Dênis Souza

Personal information
- Full name: Dênis de Souza Guedes
- Date of birth: January 9, 1980 (age 46)
- Place of birth: São Paulo, Brazil
- Height: 6 ft 3 in (1.91 m)
- Position: Defender

Senior career*
- Years: Team / Apps / (Gls)
- 2000: Matsubara / 0 / (0)
- 2000–2004: Roda JC / 0 / (0)
- 2000–2001: → K.R.C. Harelbeke (loan) / 39 / (2)
- 2002–2003: → Mons (loan) / 25 / (1)
- 2003–2004: → Beringen-Heusden-Zolder (loan) / 31 / (0)
- 2004: Standard Liège / 0 / (0)
- 2004–2006: Mons / 24 / (1)
- 2006–2007: Charleroi / 16 / (2)
- 2007–2009: Barnsley / 78 / (2)
- 2009–2010: Al-Sailiya Sport Club / 29 / (4)
- 2010–2011: Doncaster Rovers / 8 / (0)
- 2011–2013: OFI / 39 / (3)
- 2013–2014: Apollon Smyrnis / 1 / (0)
- 2014–2016: Wiltz / 48 / (2)
- Total:  / 338 / (17)

= Dennis Souza =

Brazilian footballer (born 1980)

Dennis Souza de Guedes, known as simply Dennis Souza (born 9 January 1980) is a former Brazilian footballer.

Souza was signed by Barnsley in August 2007 following a trial with the club. He quickly became a fixture a centre-back, and an instant favourite with the Oakwell fans. He scored two goals for Barnsley in the league, both against promotion challengers Bristol City. He also played in the memorable victories over Premier League sides Liverpool and Chelsea in the 2007-08 FA Cup.

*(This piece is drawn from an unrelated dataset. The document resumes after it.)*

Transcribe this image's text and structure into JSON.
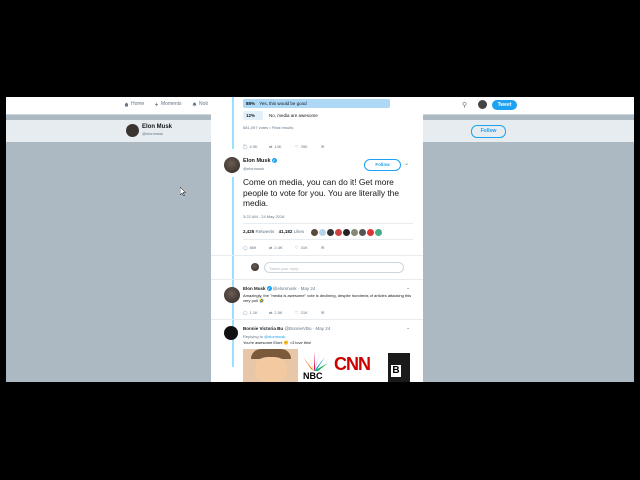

On July 1, 2009, Souza signed for Qatari outfit Al-Sailiya Sports club on a two-year contract. After his contract was terminated, he joined Doncaster Rovers as a free agent on November 9, 2010. He was released from the club on May 20, 2011.

On 31 August 2011, he joined Super League Greece side OFI on a two-year contract. On 30 June 2013, after a quick negotiation, Souza decided not to renew his contract with Ofi Crete and is at the moment free agent.